The Professional Triathletes Organisation has responded to Wanda Sports Group’s rejection of its bid to purchase the Ironman series, stating that it intends to pursue the acquisition and that “the triathlon community would be well served by a new owner”.
The PTO, which represents the interests of professional triathletes, first signalled its intent to buy Wanda’s Ironman assets late last month.

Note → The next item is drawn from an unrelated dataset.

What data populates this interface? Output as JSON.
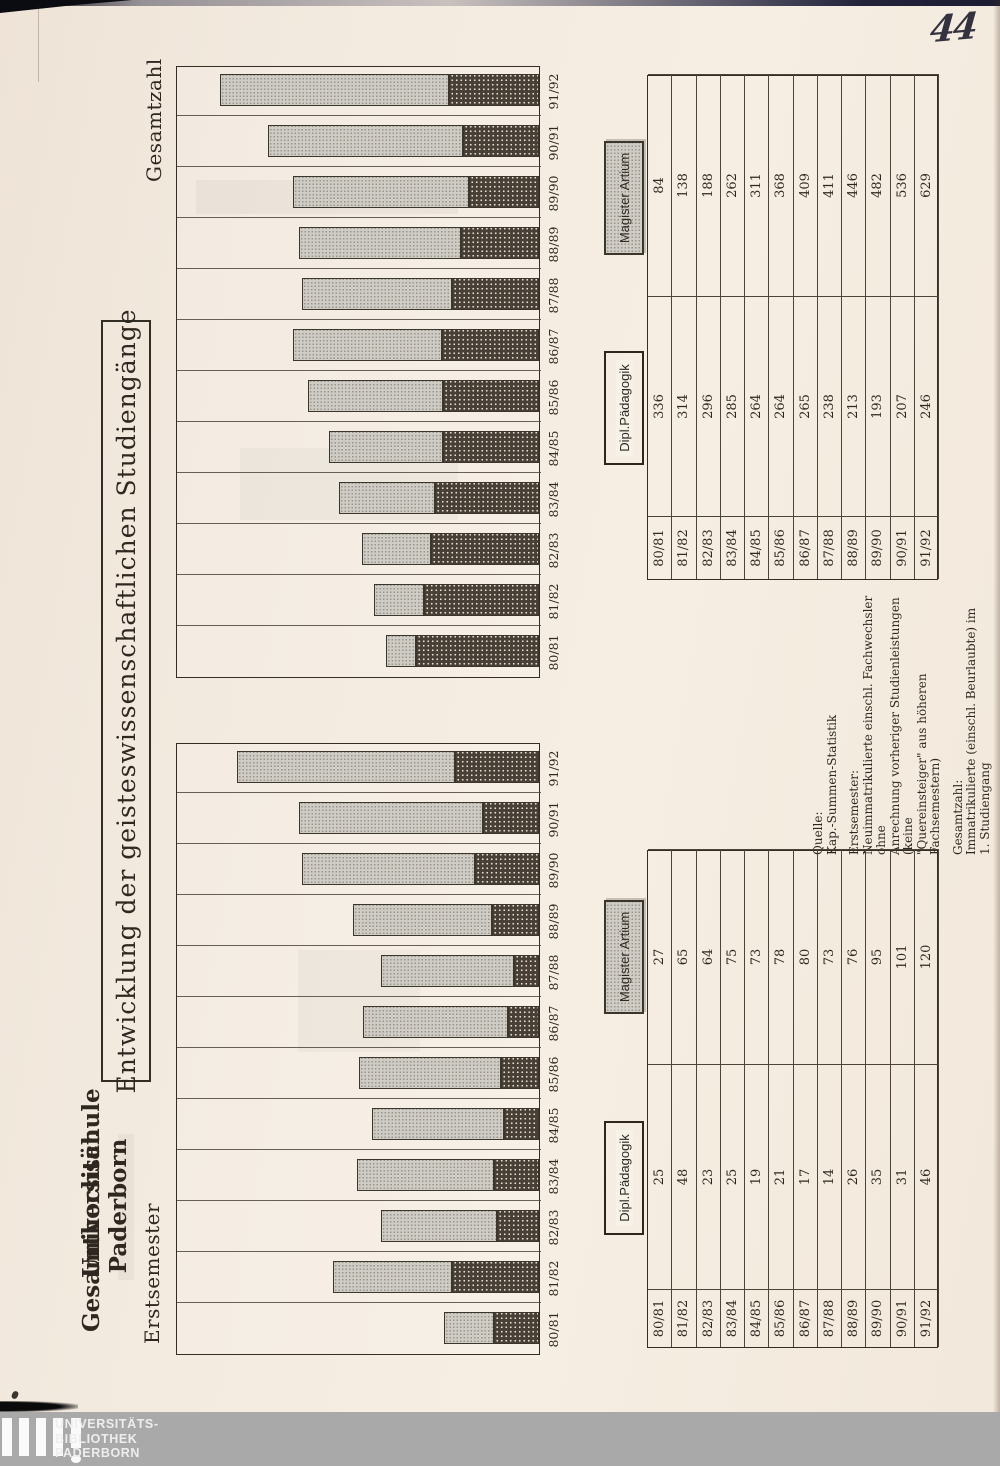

The body’s new chief executive, British former triathlete Sam Renouf, indicated at the time that he felt Wanda’s investment into Ironman had been lacking since it initially purchased the World Triathlon Corporation – which operates the series – in 2015. He said that the sport would benefit from being athlete controlled, pointing to developments such as golf’s Ryder Cup and tennis’ ATP Cup and Laver Cup.
WTC chief executive Andrew Messick and the WSG board rejected the offer, writing “while we appreciate your interest, we are not prepared to engage in a discussion around a sale at this point.”
In a letter addressed to Messick, Renouf and the PTO have responded by arguing that “the over-leveraged capital structure of WSG has hampered the ability of the organisation to make the needed investments in the business, putting great constraints on its operating capabilities.”
The letter states that “the PTO is uniquely positioned to be able to pay a fair price to WSG”, but the bid would appear far-fetched at this stage, particularly as the PTO has not made clear where its funding to purchase the WTC assets would come from. In an interview given to specialist triathlon publication 220Triathlon, Renouf said the PTO was “in the process of talking to a number of partners and we will be quite selective as it is important for us to work with a group that shares our vision.” In 2015, Wanda announced its $650m (€582.4m) acquisition of World Triathlon Corporation, the operator of Ironman events, from Providence Equity Partners.
In that same interview, Renouf claimed that “while we have not had any overt signs from Wanda before our letter, our bankers, North Point Advisors, have analysed the WSG Financial Statements and the performance of the IPO, and have advised that this an opportune time to start discussions.”
However, Ironman has proven a bright spot for WSG in a year when its own IPO floundered amid market uncertainty. As SportBusiness reported last month, while overall group profits were down $4.2m (€3.8m) per cent year-on-year in the second quarter of 2019, mass participation profits rose 21 per cent. Indeed, WSG attributed its overall revenue growth of 4 per cent in the second quarter to increased activity in the mass participation sector.